Having determined that actual malice must be plausibly alleged, we now consider whether Biro's allegations meet that standard. We conclude that they do not. First, Biro's nonconclusory allegations against the New Yorker defendants fall short of raising a plausible inference of actual malice. We recognize that although “[f]ailure to investigate does not in itself establish bad faith,” St. Amant, 390 U.S. at 733, reliance on anonymous or unreliable sources without further investigation may support an inference of actual malice, id. at 732. Here, though, none of the four sections of the Article containing the allegedly defamatory statements were based “wholly” on information from unverified and anonymous sources. Id.; Church of Scientology Int'l, 238 F.3d at 174. Nor does Biro's complaint allege facts that would have prompted the New Yorker defendants to question the reliability of any of the named or unnamed sources at the time the Article was published. For example, the allegations casting doubt on the reliability of Franks and Marion Hendler as sources relate only to events that occurred after publication of the Article and therefore “cannot be relevant to the publisher's state of mind [regarding] his alleged malice at the time of publication.” Herbert v. Lando, 781 F.2d 298, 306 (2d Cir.1986). The failure of the New Yorker defendants to correct a statement unrelated to the allegedly defamatory statements in light of events that occurred after publication is similarly insufficient to render the allegation of actual malice plausible. In addition, Grann's decision to focus on Biro's controversial authentications, while ignoring both his other authentications and his satisfied clients, does not plausibly suggest that Grann “entertained serious doubts as to the truth of his publication.” St. Amant, 390 U.S. at 731; see also Church of Scientology Int'l, 238 F.3d at 174 (“Despite its name, the actual malice standard does not measure malice in the sense of ill will or animosity, but instead the speaker's subjective doubts about the truth of the publication.”).4
Second, we conclude that nearly all of Biro's allegations against the republisher defendants LBM, Johnson, and YUP are conclusory. We agree with the District Court that any remaining nonconclusory allegations against these defendants are inadequate to state a plausible claim for relief.

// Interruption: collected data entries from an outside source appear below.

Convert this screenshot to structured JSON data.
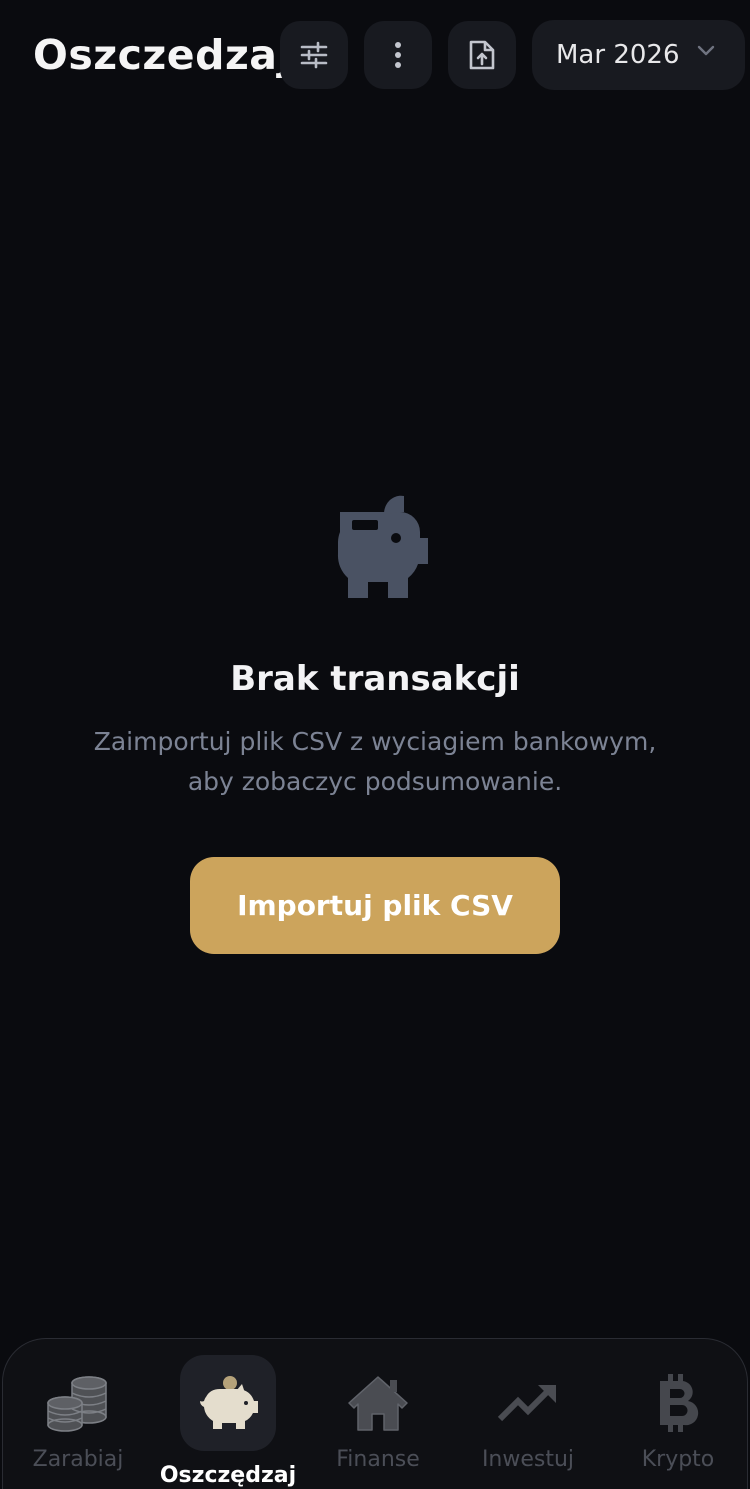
{
  "header": {
    "title": "Oszczedzaj",
    "filter_icon": "sliders-icon",
    "more_icon": "more-vertical-icon",
    "upload_icon": "file-upload-icon",
    "month_select": {
      "value": "Mar 2026",
      "icon": "chevron-down-icon"
    }
  },
  "empty_state": {
    "icon": "piggy-bank-icon",
    "title": "Brak transakcji",
    "description": "Zaimportuj plik CSV z wyciagiem bankowym, aby zobaczyc podsumowanie.",
    "button_label": "Importuj plik CSV"
  },
  "bottom_nav": {
    "items": [
      {
        "label": "Zarabiaj",
        "icon": "coins-stack-icon",
        "active": false
      },
      {
        "label": "Oszczędzaj",
        "icon": "piggy-bank-icon",
        "active": true
      },
      {
        "label": "Finanse",
        "icon": "home-icon",
        "active": false
      },
      {
        "label": "Inwestuj",
        "icon": "trending-up-icon",
        "active": false
      },
      {
        "label": "Krypto",
        "icon": "bitcoin-icon",
        "active": false
      }
    ]
  },
  "colors": {
    "background": "#0a0b0f",
    "surface": "#181a20",
    "accent": "#cca45c",
    "muted_text": "#7c8394",
    "icon_muted": "#4a5263"
  }
}
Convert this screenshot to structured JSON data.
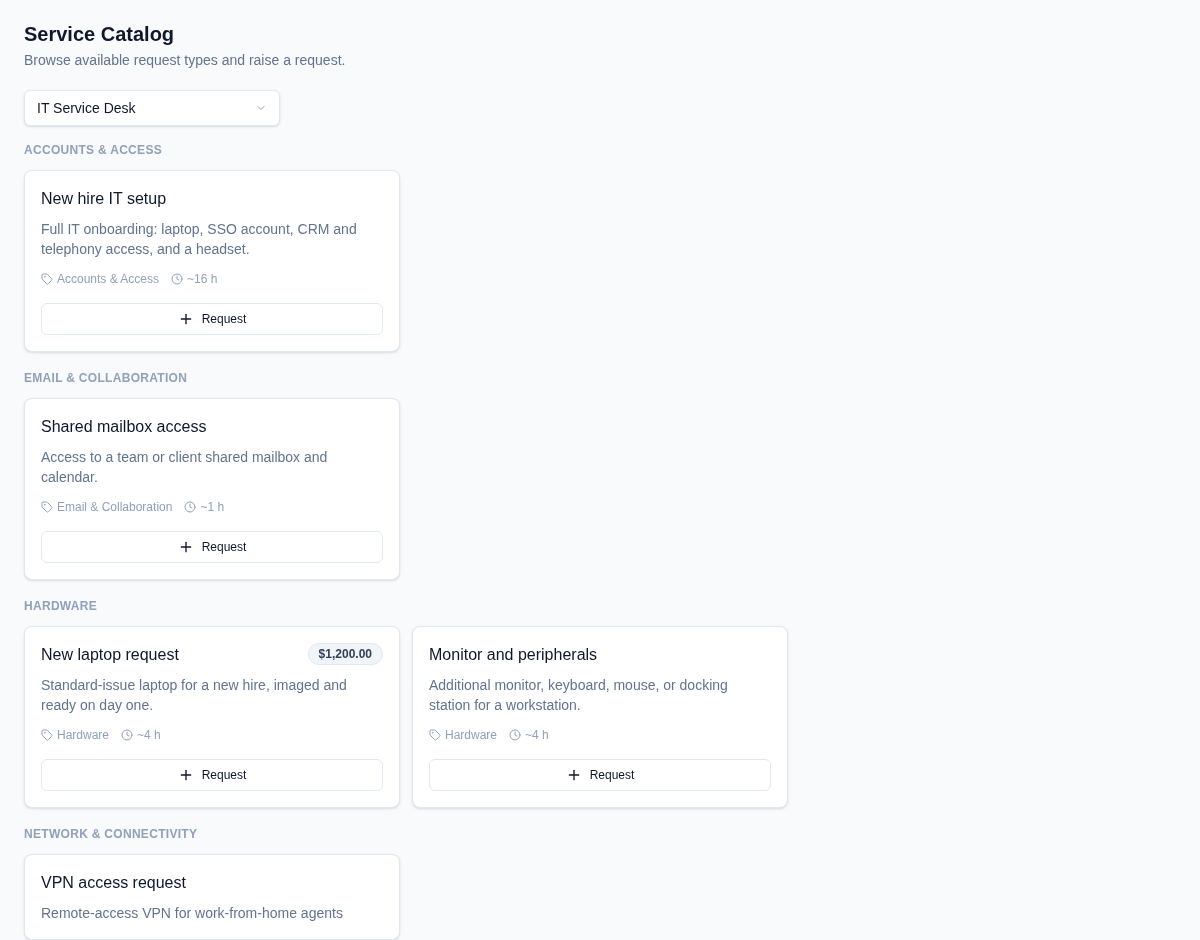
{
  "header": {
    "title": "Service Catalog",
    "subtitle": "Browse available request types and raise a request."
  },
  "catalog_select": {
    "value": "IT Service Desk"
  },
  "sections": [
    {
      "label": "ACCOUNTS & ACCESS",
      "items": [
        {
          "title": "New hire IT setup",
          "description": "Full IT onboarding: laptop, SSO account, CRM and telephony access, and a headset.",
          "category": "Accounts & Access",
          "duration": "~16 h",
          "button": "Request"
        }
      ]
    },
    {
      "label": "EMAIL & COLLABORATION",
      "items": [
        {
          "title": "Shared mailbox access",
          "description": "Access to a team or client shared mailbox and calendar.",
          "category": "Email & Collaboration",
          "duration": "~1 h",
          "button": "Request"
        }
      ]
    },
    {
      "label": "HARDWARE",
      "items": [
        {
          "title": "New laptop request",
          "price": "$1,200.00",
          "description": "Standard-issue laptop for a new hire, imaged and ready on day one.",
          "category": "Hardware",
          "duration": "~4 h",
          "button": "Request"
        },
        {
          "title": "Monitor and peripherals",
          "description": "Additional monitor, keyboard, mouse, or docking station for a workstation.",
          "category": "Hardware",
          "duration": "~4 h",
          "button": "Request"
        }
      ]
    },
    {
      "label": "NETWORK & CONNECTIVITY",
      "items": [
        {
          "title": "VPN access request",
          "description": "Remote-access VPN for work-from-home agents"
        }
      ]
    }
  ]
}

In summary, Biro does not plausibly allege that the defendants acted with actual malice.
For the foregoing reasons and those set forth in the accompanying summary order, we AFFIRM the judgment of the District Court.
1. In urging reversal, Biro argues that he does not have to allege actual malice because he is not a limited-purpose public figure. We conclude in the summary order that the District Court correctly held that Biro was a limited-purpose public figure.
2. The New Yorker is published by defendant Condé Nast, a division of defendant Advance Magazine Publishers Inc. (“Advance”).
3. We address the dismissal of Biro's claims against FAR and Franks in the separate summary order filed simultaneously with this opinion.
4. Biro's allegation about Grann's “defamatory propensities” rests entirely on a lawsuit against Grann that was not adjudicated on the merits; it is not an allegation that Grann actually defamed the plaintiff in that lawsuit or any other lawsuit prior to this one. In other words, there is no well-pleaded, nonconclusory allegation that Grann actually had “defamatory propensities.”